Grabado de la edición de 1843 |
Por narrativa popular no me refiero tanto a la literatura formal como a las anécdotas y leyendas, las tradiciones, los chistes y chascarrillos, esos relatos por lo general de autor desconocido que plasman en detalle [no pocas veces con una buena dosis de humor] cuánta fue la viveza del personaje para doblegar a su rival.
La astucia es, naturalmente, más celebrada si el perjudicado por el engaño —cuesta llamarle “víctima”, créanmelo— resulta ser el diablo mismo.

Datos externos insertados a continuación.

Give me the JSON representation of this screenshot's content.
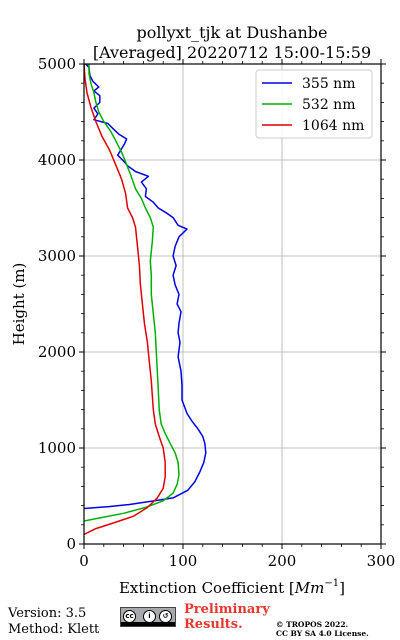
{
  "chart_data": {
    "type": "line",
    "title": "pollyxt_tjk at Dushanbe",
    "subtitle": "[Averaged] 20220712 15:00-15:59",
    "xlabel": "Extinction Coefficient [",
    "xlabel_unit": "Mm",
    "xlabel_exp": "−1",
    "xlabel_close": "]",
    "ylabel": "Height (m)",
    "xlim": [
      0,
      300
    ],
    "ylim": [
      0,
      5000
    ],
    "x_ticks": [
      "0",
      "100",
      "200",
      "300"
    ],
    "y_ticks": [
      "0",
      "1000",
      "2000",
      "3000",
      "4000",
      "5000"
    ],
    "grid": true,
    "legend_position": "top-right",
    "series": [
      {
        "name": "355 nm",
        "color": "#0000ee",
        "points": [
          [
            0,
            370
          ],
          [
            25,
            390
          ],
          [
            45,
            410
          ],
          [
            68,
            445
          ],
          [
            90,
            480
          ],
          [
            105,
            560
          ],
          [
            112,
            650
          ],
          [
            117,
            750
          ],
          [
            121,
            850
          ],
          [
            123,
            950
          ],
          [
            122,
            1050
          ],
          [
            120,
            1120
          ],
          [
            115,
            1200
          ],
          [
            109,
            1280
          ],
          [
            104,
            1360
          ],
          [
            99,
            1500
          ],
          [
            99,
            1650
          ],
          [
            98,
            1800
          ],
          [
            95,
            1950
          ],
          [
            97,
            2100
          ],
          [
            95,
            2200
          ],
          [
            96,
            2300
          ],
          [
            98,
            2420
          ],
          [
            94,
            2500
          ],
          [
            96,
            2600
          ],
          [
            92,
            2700
          ],
          [
            90,
            2800
          ],
          [
            93,
            2900
          ],
          [
            90,
            3000
          ],
          [
            92,
            3100
          ],
          [
            96,
            3200
          ],
          [
            104,
            3280
          ],
          [
            95,
            3320
          ],
          [
            90,
            3400
          ],
          [
            83,
            3450
          ],
          [
            75,
            3500
          ],
          [
            70,
            3560
          ],
          [
            62,
            3620
          ],
          [
            63,
            3700
          ],
          [
            58,
            3770
          ],
          [
            65,
            3830
          ],
          [
            52,
            3880
          ],
          [
            44,
            3940
          ],
          [
            39,
            4000
          ],
          [
            34,
            4050
          ],
          [
            37,
            4100
          ],
          [
            41,
            4170
          ],
          [
            43,
            4220
          ],
          [
            35,
            4270
          ],
          [
            29,
            4330
          ],
          [
            24,
            4380
          ],
          [
            10,
            4420
          ],
          [
            14,
            4480
          ],
          [
            10,
            4540
          ],
          [
            16,
            4600
          ],
          [
            16,
            4670
          ],
          [
            10,
            4720
          ],
          [
            15,
            4760
          ],
          [
            9,
            4820
          ],
          [
            6,
            4880
          ],
          [
            5,
            4960
          ],
          [
            2,
            5000
          ]
        ]
      },
      {
        "name": "532 nm",
        "color": "#00b000",
        "points": [
          [
            0,
            240
          ],
          [
            20,
            280
          ],
          [
            40,
            320
          ],
          [
            62,
            380
          ],
          [
            80,
            450
          ],
          [
            90,
            530
          ],
          [
            94,
            620
          ],
          [
            96,
            720
          ],
          [
            95,
            850
          ],
          [
            92,
            950
          ],
          [
            87,
            1050
          ],
          [
            82,
            1150
          ],
          [
            78,
            1250
          ],
          [
            76,
            1400
          ],
          [
            75,
            1600
          ],
          [
            74,
            1800
          ],
          [
            73,
            2000
          ],
          [
            72,
            2200
          ],
          [
            70,
            2400
          ],
          [
            68,
            2600
          ],
          [
            68,
            2800
          ],
          [
            67,
            2950
          ],
          [
            69,
            3150
          ],
          [
            70,
            3300
          ],
          [
            67,
            3400
          ],
          [
            62,
            3500
          ],
          [
            58,
            3600
          ],
          [
            52,
            3700
          ],
          [
            47,
            3850
          ],
          [
            42,
            3980
          ],
          [
            38,
            4080
          ],
          [
            33,
            4180
          ],
          [
            27,
            4300
          ],
          [
            20,
            4400
          ],
          [
            15,
            4500
          ],
          [
            12,
            4600
          ],
          [
            10,
            4700
          ],
          [
            7,
            4800
          ],
          [
            5,
            4900
          ],
          [
            5,
            5000
          ]
        ]
      },
      {
        "name": "1064 nm",
        "color": "#e00000",
        "points": [
          [
            0,
            100
          ],
          [
            12,
            160
          ],
          [
            30,
            220
          ],
          [
            50,
            290
          ],
          [
            64,
            380
          ],
          [
            74,
            480
          ],
          [
            80,
            580
          ],
          [
            82,
            700
          ],
          [
            82,
            850
          ],
          [
            80,
            1000
          ],
          [
            76,
            1120
          ],
          [
            72,
            1250
          ],
          [
            70,
            1400
          ],
          [
            69,
            1550
          ],
          [
            68,
            1700
          ],
          [
            66,
            1900
          ],
          [
            64,
            2100
          ],
          [
            61,
            2300
          ],
          [
            59,
            2500
          ],
          [
            57,
            2700
          ],
          [
            56,
            2900
          ],
          [
            54,
            3100
          ],
          [
            52,
            3300
          ],
          [
            49,
            3400
          ],
          [
            44,
            3500
          ],
          [
            42,
            3650
          ],
          [
            38,
            3800
          ],
          [
            32,
            3950
          ],
          [
            26,
            4100
          ],
          [
            18,
            4250
          ],
          [
            12,
            4400
          ],
          [
            7,
            4550
          ],
          [
            3,
            4700
          ],
          [
            1,
            4850
          ],
          [
            0,
            5000
          ]
        ]
      }
    ]
  },
  "footer": {
    "version": "Version: 3.5",
    "method": "Method: Klett",
    "preliminary_line1": "Preliminary",
    "preliminary_line2": "Results.",
    "copyright_line1": "© TROPOS 2022.",
    "copyright_line2": "CC BY SA 4.0 License.",
    "license_badge_text": "BY SA"
  }
}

En ocasiones, la inventiva del personaje puede llevar a un triunfo más o menos indirecto, como es el caso en este clásico cuento de Robert Louis Stevenson, traducido al español como El diablo de la botella, que puede leerse en su totalidad en este último enlace.
En otras, como en la historia de este fraile, que pueden leer en esta versión ligeramente distinta, es algo más directo.
Un chiste popular en mi país de origen nos dice, por ejemplo, del campesino que tras un encuentro con el fulano ese logra evitar la perdición de su alma utilizando un capirucho de morro, como el de la imagen abajo, tomada del sitio web del museo de una población del norte de El Salvador.
La narración, que puede ser breve o extensa según la habilidad de quien la emprenda, concluye con el campesino llevándose la bola horadada a sus posaderas para emitir luego una flatulencia.
—Ahora vos decime, ¿por cuál hoyo salió el pedo? —conmina el campesino [el tono es perentorio porque, naturalmente, alguien tan astuto no puede hablar con voz trémula ni lucir acobardado].
¿Por cuál de todos salió? |
El diablo es frustrado en su intento porque la respuesta al acertijo no es ninguno de los agujeros de la bola del capirucho a los cuales apunta una y otra vez, sino que se encuentra en la definición del vocablo.
Más de alguno habrá por ahí que catalogue ese tipo de relatos como triviales o, desde un punto de vista religioso, dañinos.
Pensarán a lo mejor en Charles Baudelaire, quien allá por 1864 advertía en su obra El esplín de París —en su relato El jugador generoso— de que la mejor argucia del diablo ha sido la de persuadirle a uno de su inexistencia.
Nos dice, el narrador: "De ninguna manera se lamentaba [el diablo] por la mala reputación de la que goza en todas partes del mundo, me aseguró ser la persona más interesada en la destrucción de la superstición, y me confesó que solo una vez había temido por su poder, el día en que había escuchado a un predicador, más sutil que sus colegas,exclamar en el sermón: '¡Mis queridos hermanos,jamás olvidéis, al escuchar alabanzas sobre el progreso de las luces, que la astucia más hermosa del diablo es persuadir de que no existe!'".
Aunque no hubiesen leído antes a Baudelaire pueden estar seguros de que la frase en cuestión les habrá sonado más que familiar. La escucharon en The Usual Suspects, uno de los mejores filmes de las últimas décadas —de siempre, dirán muchos— con Kevin Spacey en uno de los mejores papeles de su carrera cinematográfica.
Al igual que Sir Walter Scott, de quien nos ocupamos en la entrega anterior y que figura de nuevo en esta —si bien de manera indirecta—, Stevenson era escocés, así que a nadie debería extrañarle que una de sus obras más conocidas hable de hechizos, demonios y encantos.
Y como verán en las notas de El canto del último trovador [otro de los grabados de la traducción publicada en Barcelona en 1843 figura como ilustración principal de esta entrega], cuya reproducción en la copia digitalizada incluimos, hasta eminencias literarias de la antigüedad, como Virgilio, salieron alguna vez airosos al enfrentarse al diablo [léase la Nota 1 del Canto Sexto].